Publicado em 01/04/2017 às 00:52:03
Canta Maria Bethânia na música "Era Pra Ser", por acaso presente na trilha de "A Lei do Amor", novela que se encerrou nesta sexta (31): “Era pra ser canção de amor, era o amor em versos”.
A belíssima composição embalou lindas cenas da trama, mas serve, também, para que se faça uma analogia com a trajetória da novela, estreia no horário das 21 horas de Maria Adelaide Amaral e Vincent Villari, juntamente com seus seis colaboradores (mais Silvio de Abreu, mais Ricardo Linhares. Ufa!).
"A Lei do Amor" começou com a promessa de ser uma novela sobre uma linda história de amor. Sua primeira fase, trazendo Isabelle Drummond e Chay Suede nos papéis principais, deixou o público otimista: parecia estar ali uma trama que, enfim, voltaria a cair no gosto dos telespectadores, coisa que as anteriores não haviam conseguido. Mas o que era pra ser ficou na promessa.
Canta a música mais pra frente: “O amor soprou de outro lugar pra derrubar o que houvesse pela frente. Tenho que te falar: essa canção não fala mais da gente”.
A grande promessa de "A Lei do Amor" havia ficado pelo caminho, com todos os núcleos caminhando por rumos tortos, sem chances de recuperação. E assim ela terminou.
Se o romance de Helô (Claudia Abreu) e Pedro (Reynaldo Gianecchini) parecia tão puro em outros tempos, ele terminou a novela sem o mesmo entusiasmo. Não por causa de seus intérpretes (principalmente Claudia Abreu, que mais uma vez mostrou a grande atriz que é), mas por causa do caminho que os autores fizeram esses personagens percorrerem até o fim. Protagonistas por meses sem função, traições descabidas e repetição de histórias podem ajudar a explicar. A cena final rememorando momentos marcantes da história de ambos, embalada pela emblemática "Maior", de Dani Black e Milton Nascimento, serviu para aumentar a sensação de que o casal merecia mais.
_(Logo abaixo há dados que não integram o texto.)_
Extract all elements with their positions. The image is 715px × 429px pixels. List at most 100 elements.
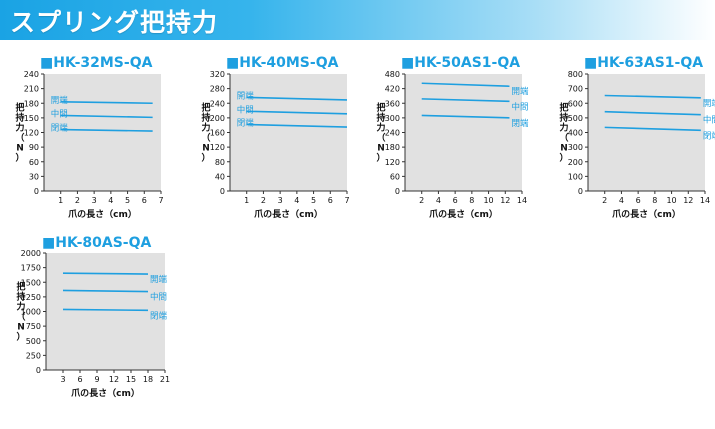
y-axis-label-char: （ <box>376 133 385 144</box>
chart-title: ■HK-40MS-QA <box>226 55 339 71</box>
series-line-1 <box>60 114 153 119</box>
series-line-2 <box>62 308 149 312</box>
y-tick-label: 200 <box>568 158 583 167</box>
y-tick-label: 30 <box>29 172 39 181</box>
y-tick-label: 0 <box>34 187 39 196</box>
x-axis-label: 爪の長さ（cm） <box>429 209 498 220</box>
y-tick-label: 500 <box>26 337 41 346</box>
y-axis-label: 把持力（ N） <box>16 281 25 343</box>
plot-area <box>46 253 165 370</box>
y-tick-label: 700 <box>568 85 583 94</box>
title-text: HK-32MS-QA <box>53 55 152 71</box>
y-tick-label: 120 <box>210 143 225 152</box>
x-tick-label: 7 <box>158 196 163 205</box>
chart-hk-32ms-qa: ■HK-32MS-QA 0 30 60 90 120 150 180 210 240 1 2 3 4 5 6 7… <box>14 55 211 231</box>
y-tick-label: 750 <box>26 322 41 331</box>
x-tick-label: 1 <box>58 196 63 205</box>
chart-svg: ■HK-63AS1-QA 0 100 200 300 400 500 600 700 800 2 4 6… <box>559 55 715 220</box>
x-tick-label: 9 <box>94 375 99 384</box>
chart-title: ■HK-80AS-QA <box>42 235 152 251</box>
y-axis-label: 把持力（ N） <box>376 102 385 164</box>
y-axis-label-char: 持 <box>15 112 24 124</box>
x-tick-label: 2 <box>75 196 80 205</box>
y-axis-label-char: 把 <box>376 102 385 114</box>
x-tick-label: 3 <box>92 196 97 205</box>
y-tick-label: 200 <box>210 114 225 123</box>
y-tick-label: 80 <box>215 158 225 167</box>
y-tick-label: 250 <box>26 351 41 360</box>
series-line-0 <box>246 96 348 101</box>
x-tick-label: 3 <box>278 196 283 205</box>
y-tick-label: 300 <box>568 143 583 152</box>
y-tick-label: 800 <box>568 70 583 79</box>
x-tick-label: 5 <box>125 196 130 205</box>
x-axis-label: 爪の長さ（cm） <box>612 209 681 220</box>
y-axis-label: 把持力（ N） <box>15 102 24 164</box>
y-tick-label: 120 <box>24 129 39 138</box>
y-tick-label: 1250 <box>21 293 41 302</box>
y-tick-label: 0 <box>395 187 400 196</box>
y-tick-label: 280 <box>210 85 225 94</box>
series-label-0: 開端 <box>237 90 255 101</box>
chart-title: ■HK-32MS-QA <box>40 55 153 71</box>
series-line-2 <box>604 126 701 132</box>
chart-title: ■HK-50AS1-QA <box>401 55 520 71</box>
series-label-2: 閉端 <box>237 117 255 128</box>
y-tick-label: 0 <box>220 187 225 196</box>
chart-svg: ■HK-80AS-QA 0 250 500 750 1000 1250 1500 1750 200… <box>16 235 170 399</box>
x-tick-label: 3 <box>60 375 65 384</box>
y-tick-label: 210 <box>24 85 39 94</box>
series-label-2: 閉端 <box>150 310 168 321</box>
y-axis-label-char: N <box>17 323 25 333</box>
y-axis-label: 把持力（ N） <box>559 102 568 164</box>
y-axis-label-char: （ <box>201 133 210 144</box>
y-axis-label-char: 力 <box>16 301 25 313</box>
x-tick-label: 6 <box>142 196 147 205</box>
y-axis-label-char: N <box>16 144 24 154</box>
title-text: HK-63AS1-QA <box>597 55 703 71</box>
x-tick-label: 4 <box>108 196 113 205</box>
series-label-0: 開端 <box>51 95 69 106</box>
y-axis-label-char: 把 <box>201 102 210 114</box>
y-axis-label-char: ） <box>376 153 385 164</box>
y-axis-label-char: 持 <box>16 291 25 303</box>
chart-hk-40ms-qa: ■HK-40MS-QA 0 40 80 120 160 200 240 280 320 1 2 3 4 5 6… <box>200 55 397 231</box>
y-tick-label: 100 <box>568 172 583 181</box>
x-tick-label: 14 <box>517 196 527 205</box>
series-line-0 <box>60 100 153 105</box>
series-line-1 <box>421 98 510 103</box>
x-tick-label: 6 <box>453 196 458 205</box>
x-tick-label: 2 <box>602 196 607 205</box>
series-label-2: 閉端 <box>51 123 69 134</box>
plot-area <box>588 74 705 191</box>
series-label-1: 中間 <box>511 101 528 112</box>
series-line-2 <box>246 123 348 128</box>
chart-title: ■HK-63AS1-QA <box>584 55 703 71</box>
x-tick-label: 6 <box>77 375 82 384</box>
x-tick-label: 6 <box>328 196 333 205</box>
series-label-1: 中間 <box>150 292 167 303</box>
series-label-2: 閉端 <box>511 118 529 129</box>
x-axis-label: 爪の長さ（cm） <box>254 209 323 220</box>
chart-hk-80as-qa: ■HK-80AS-QA 0 250 500 750 1000 1250 1500 1750 200… <box>8 235 215 410</box>
series-line-0 <box>604 94 701 99</box>
series-label-1: 中間 <box>703 115 715 126</box>
x-tick-label: 6 <box>636 196 641 205</box>
x-tick-label: 12 <box>683 196 693 205</box>
y-tick-label: 240 <box>24 70 39 79</box>
y-axis-label: 把持力（ N） <box>201 102 210 164</box>
x-tick-label: 1 <box>244 196 249 205</box>
chart-svg: ■HK-40MS-QA 0 40 80 120 160 200 240 280 320 1 2 3 4 5 6… <box>201 55 349 220</box>
y-tick-label: 120 <box>385 158 400 167</box>
x-tick-label: 12 <box>109 375 119 384</box>
y-tick-label: 400 <box>568 129 583 138</box>
series-line-1 <box>604 110 701 116</box>
series-line-1 <box>246 110 348 115</box>
x-tick-label: 21 <box>160 375 170 384</box>
x-tick-label: 7 <box>344 196 349 205</box>
y-tick-label: 150 <box>24 114 39 123</box>
y-tick-label: 0 <box>578 187 583 196</box>
y-axis-label-char: ） <box>559 153 568 164</box>
x-tick-label: 14 <box>700 196 710 205</box>
y-axis-label-char: 力 <box>201 122 210 134</box>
Se o enlace amoroso de Tiago (Humberto Carrão) e Isabela (Alice Wegmann) até agradou o público inicialmente, segundo os nebulosos grupos de pesquisa, ele terminou sem o mesmo brilho que pode ter tido antes. A falta de qualquer resquício de dignidade dos personagens ao longo desses meses ajudou a chegar até ali. Tiago se apaixonou por Isabela quando ainda estava namorando Letícia (Isabella Santoni), àquela época insuportável, é verdade. Mas eis que Tiago perde Isabela, reaproxima-se de Letícia, casa-se com ela, Isabela volta como Marina (num mistério com o qual poucas pessoas se importaram) e o núcleo que era ruim fica pior ainda, terminando cheio de furos e com uma espécie de final em aberto, numa tentativa dos autores de repetirem o desfecho de Amora (Sophie Charlotte) e Bento (Marco Pigossi) em "Sangue Bom". Sem qualquer sucesso.
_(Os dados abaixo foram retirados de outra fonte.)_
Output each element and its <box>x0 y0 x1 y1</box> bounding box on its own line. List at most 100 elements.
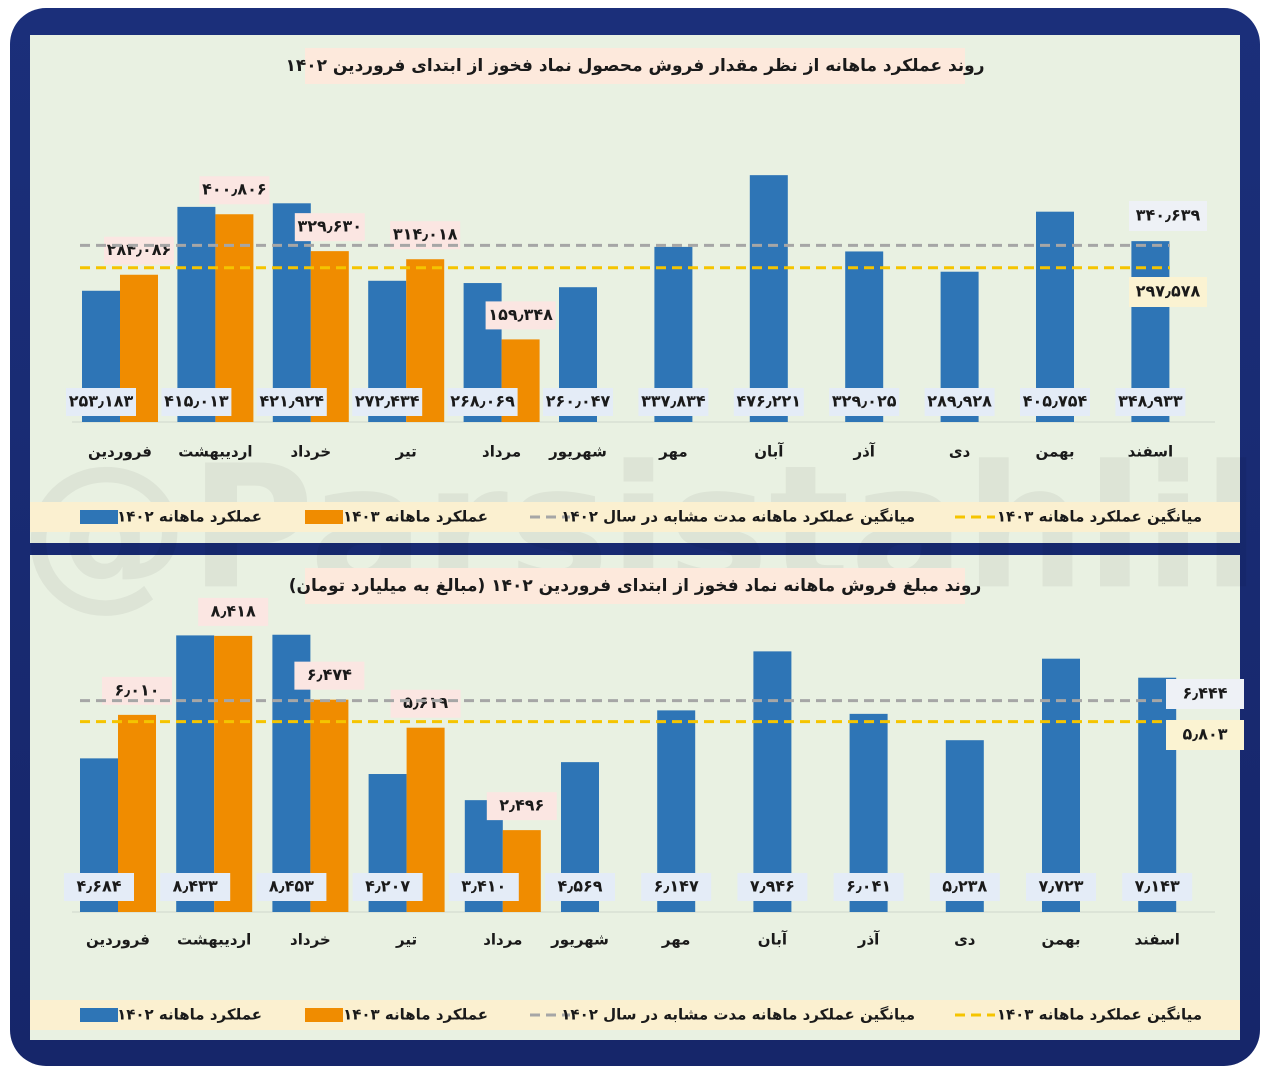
value-label: ۱۵۹٫۳۴۸ <box>488 305 553 324</box>
value-label-box <box>641 873 712 901</box>
bar <box>753 651 792 912</box>
legend-label: میانگین عملکرد ماهانه مدت مشابه در سال ۱… <box>561 508 915 526</box>
value-label-box <box>486 792 557 821</box>
x-tick-label: شهریور <box>550 931 609 949</box>
line-label: ۳۴۰٫۶۳۹ <box>1136 206 1201 225</box>
value-label-box <box>929 873 1000 901</box>
line-label: ۶٫۴۴۴ <box>1182 684 1227 703</box>
value-label-box <box>1115 388 1186 416</box>
line-label: ۵٫۸۰۳ <box>1182 725 1227 744</box>
value-label-box <box>256 873 327 901</box>
value-label-box <box>104 236 174 265</box>
value-label: ۵٫۲۳۸ <box>942 877 987 896</box>
value-label-box <box>543 388 613 416</box>
title-box <box>305 568 965 604</box>
legend-band <box>30 502 1240 532</box>
value-label: ۲٫۴۹۶ <box>499 796 544 815</box>
legend-label: میانگین عملکرد ماهانه ۱۴۰۳ <box>997 1006 1202 1024</box>
x-tick-label: بهمن <box>1041 931 1080 949</box>
x-tick-label: اسفند <box>1134 931 1179 949</box>
value-label-box <box>447 388 518 416</box>
legend-swatch <box>305 510 343 524</box>
value-label-box <box>352 388 423 416</box>
value-label: ۲۶۰٫۰۴۷ <box>546 392 611 411</box>
value-label: ۸٫۴۱۸ <box>211 601 256 620</box>
value-label: ۴٫۲۰۷ <box>365 877 410 896</box>
value-label-box <box>256 388 327 416</box>
value-label-box <box>924 388 995 416</box>
x-tick-label: تیر <box>395 931 417 949</box>
legend-label: عملکرد ماهانه ۱۴۰۲ <box>117 508 262 526</box>
bar <box>177 206 216 422</box>
value-label: ۷٫۱۴۳ <box>1135 877 1180 896</box>
value-label: ۸٫۴۵۳ <box>269 877 314 896</box>
bar <box>215 214 254 422</box>
line-label-box <box>1129 201 1207 231</box>
legend-swatch <box>80 1008 118 1022</box>
chart-title: روند عملکرد ماهانه از نظر مقدار فروش محص… <box>285 56 984 76</box>
value-label-box <box>833 873 904 901</box>
value-label: ۴۰۵٫۷۵۴ <box>1023 392 1088 411</box>
x-tick-label: مرداد <box>482 443 521 461</box>
value-label-box <box>198 597 269 626</box>
x-tick-label: اسفند <box>1128 443 1173 461</box>
value-label: ۳٫۴۱۰ <box>461 877 506 896</box>
x-tick-label: مرداد <box>483 931 522 949</box>
value-label: ۷٫۹۴۶ <box>750 877 795 896</box>
x-tick-label: فروردین <box>88 443 152 461</box>
value-label: ۳۱۴٫۰۱۸ <box>393 225 458 244</box>
value-label-box <box>1020 388 1090 416</box>
value-label-box <box>448 873 519 901</box>
x-tick-label: اردیبهشت <box>177 931 251 949</box>
legend-label: عملکرد ماهانه ۱۴۰۳ <box>343 1006 488 1024</box>
value-label-box <box>199 176 270 205</box>
bar <box>176 635 215 912</box>
bar <box>749 175 788 422</box>
x-tick-label: مهر <box>661 931 691 949</box>
chart-title: روند مبلغ فروش ماهانه نماد فخوز از ابتدا… <box>289 576 982 596</box>
value-label-box <box>294 661 365 690</box>
value-label: ۳۳۷٫۸۳۴ <box>641 392 706 411</box>
title-box <box>305 48 965 84</box>
value-label-box <box>66 388 136 416</box>
value-label: ۴۰۰٫۸۰۶ <box>202 180 267 199</box>
legend-swatch <box>305 1008 343 1022</box>
value-label-box <box>64 873 134 901</box>
x-tick-label: شهریور <box>548 443 607 461</box>
legend-label: میانگین عملکرد ماهانه ۱۴۰۳ <box>997 508 1202 526</box>
value-label: ۴٫۵۶۹ <box>557 877 602 896</box>
bar <box>1138 677 1177 912</box>
value-label: ۳۲۹٫۶۳۰ <box>298 217 363 236</box>
value-label-box <box>485 301 556 330</box>
legend-label: میانگین عملکرد ماهانه مدت مشابه در سال ۱… <box>561 1006 915 1024</box>
value-label: ۲۸۴٫۰۸۶ <box>107 240 172 259</box>
value-label-box <box>638 388 709 416</box>
line-label-box <box>1166 679 1244 709</box>
value-label: ۳۲۹٫۰۲۵ <box>832 392 897 411</box>
value-label: ۴۲۱٫۹۲۴ <box>260 392 325 411</box>
line-label: ۲۹۷٫۵۷۸ <box>1136 282 1201 301</box>
value-label: ۴۱۵٫۰۱۳ <box>164 392 229 411</box>
legend-label: عملکرد ماهانه ۱۴۰۲ <box>117 1006 262 1024</box>
value-label: ۲۵۳٫۱۸۳ <box>69 392 134 411</box>
legend-band <box>30 1000 1240 1030</box>
line-label-box <box>1129 277 1207 307</box>
value-label-box <box>390 689 461 718</box>
value-label-box <box>545 873 615 901</box>
value-label: ۵٫۶۱۹ <box>403 693 448 712</box>
value-label-box <box>160 873 231 901</box>
line-label-box <box>1166 720 1244 750</box>
x-tick-label: آذر <box>857 931 880 949</box>
value-label-box <box>829 388 900 416</box>
x-tick-label: فروردین <box>86 931 150 949</box>
value-label: ۲۷۲٫۴۳۴ <box>355 392 420 411</box>
x-tick-label: خرداد <box>290 443 331 461</box>
value-label-box <box>737 873 808 901</box>
value-label-box <box>352 873 423 901</box>
x-tick-label: مهر <box>658 443 688 461</box>
legend-label: عملکرد ماهانه ۱۴۰۳ <box>343 508 488 526</box>
value-label-box <box>733 388 804 416</box>
x-tick-label: آبان <box>754 443 784 461</box>
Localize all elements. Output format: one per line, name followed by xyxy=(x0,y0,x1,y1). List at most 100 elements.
Na novela que fala sobre o amor (os autores lembraram disso num discurso de Helô e Pedro na galeria quase no final do capítulo), Hércules (ou Cucu, papel de Danilo Granghéia), então apaixonado por Luciane (Grazi Massafera), terminou sua trajetória nas ruas de São Paulo ao lado de Aline (Arianne Botelho), ainda garota de programa, porém sem nenhum luxo, numa clara inspiração em Bebel, de Camila Pitanga em "Paraíso Tropical". Por incrível que pareça, foi o melhor deste último capítulo.
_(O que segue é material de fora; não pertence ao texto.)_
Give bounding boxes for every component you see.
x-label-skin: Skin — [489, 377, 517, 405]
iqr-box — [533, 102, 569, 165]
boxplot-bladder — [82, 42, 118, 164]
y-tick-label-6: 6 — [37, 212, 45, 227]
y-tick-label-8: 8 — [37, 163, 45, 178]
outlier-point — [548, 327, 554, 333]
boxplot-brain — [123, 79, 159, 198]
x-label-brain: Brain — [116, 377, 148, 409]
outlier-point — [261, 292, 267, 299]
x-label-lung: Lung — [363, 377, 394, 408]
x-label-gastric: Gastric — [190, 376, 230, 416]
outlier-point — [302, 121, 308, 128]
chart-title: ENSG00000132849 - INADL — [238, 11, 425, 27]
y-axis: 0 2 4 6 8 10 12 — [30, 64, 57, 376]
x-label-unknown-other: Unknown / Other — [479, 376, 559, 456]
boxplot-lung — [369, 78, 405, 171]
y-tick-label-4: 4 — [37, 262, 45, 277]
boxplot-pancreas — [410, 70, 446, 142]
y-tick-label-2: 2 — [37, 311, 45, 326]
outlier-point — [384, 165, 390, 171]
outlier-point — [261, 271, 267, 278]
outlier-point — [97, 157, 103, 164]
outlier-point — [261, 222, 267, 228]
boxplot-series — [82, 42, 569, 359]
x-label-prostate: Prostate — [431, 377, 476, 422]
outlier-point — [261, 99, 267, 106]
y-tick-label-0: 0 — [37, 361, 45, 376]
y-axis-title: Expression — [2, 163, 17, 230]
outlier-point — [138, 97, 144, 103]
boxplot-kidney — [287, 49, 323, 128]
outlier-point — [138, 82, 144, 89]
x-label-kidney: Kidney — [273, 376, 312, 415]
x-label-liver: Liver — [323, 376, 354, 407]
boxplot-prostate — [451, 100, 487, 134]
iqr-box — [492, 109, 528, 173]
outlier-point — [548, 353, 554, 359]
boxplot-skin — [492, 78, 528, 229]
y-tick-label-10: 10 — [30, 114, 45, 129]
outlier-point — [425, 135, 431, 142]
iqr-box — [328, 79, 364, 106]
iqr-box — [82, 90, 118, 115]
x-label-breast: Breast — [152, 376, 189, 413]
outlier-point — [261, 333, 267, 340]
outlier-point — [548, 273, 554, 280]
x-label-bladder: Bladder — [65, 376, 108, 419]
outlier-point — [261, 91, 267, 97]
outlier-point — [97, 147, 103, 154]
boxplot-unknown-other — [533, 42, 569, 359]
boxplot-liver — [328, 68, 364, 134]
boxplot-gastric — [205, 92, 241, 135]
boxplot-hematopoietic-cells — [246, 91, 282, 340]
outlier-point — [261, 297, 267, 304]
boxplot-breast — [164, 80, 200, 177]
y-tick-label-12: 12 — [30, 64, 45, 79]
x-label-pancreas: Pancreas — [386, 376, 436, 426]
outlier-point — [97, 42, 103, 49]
Flávia (Maria Flor) voltou após se descobrir lésbica. E Salete (Claudia Raia) teve mesmo um final feliz ao lado de Gustavo (Daniel Rocha). Regenerado ou mal construído? Fica a questão. Mileide (Heloisa Périssé), charlatona, ficou com Venturini - personagem de Otávio Augusto que também acabou ficando pelo caminho. Luciane, excelente trabalho de Grazi Massafera, terminou sonhando com o cargo de primeira drama. Com o sorriso no rosto, a bela, mas nada recatada e muito menos do lar, pode se sentir satisfeita por ter conseguido se livrar da onda de mudanças e descaracterizações que assombrou a novela.
E quem muito assombrou durante a novela terminou debaixo do trem, numa cena sem qualquer tipo de capricho por parte da direção – que muito pecou durante esses meses e, neste último capítulo, não foi diferente. Magnólia (Vera Holtz) preferiu morrer a se entregar.
"A Lei do Amor" termina, assim, como uma bela analogia da belíssima música presente na sua caprichada trilha sonora. Era pra ser tanta coisa, principalmente canção de amor, mas alguma coisa soprou de outro lugar e derrubou o que havia pela frente e “tenho que te falar, essa canção não fala mais da gente”.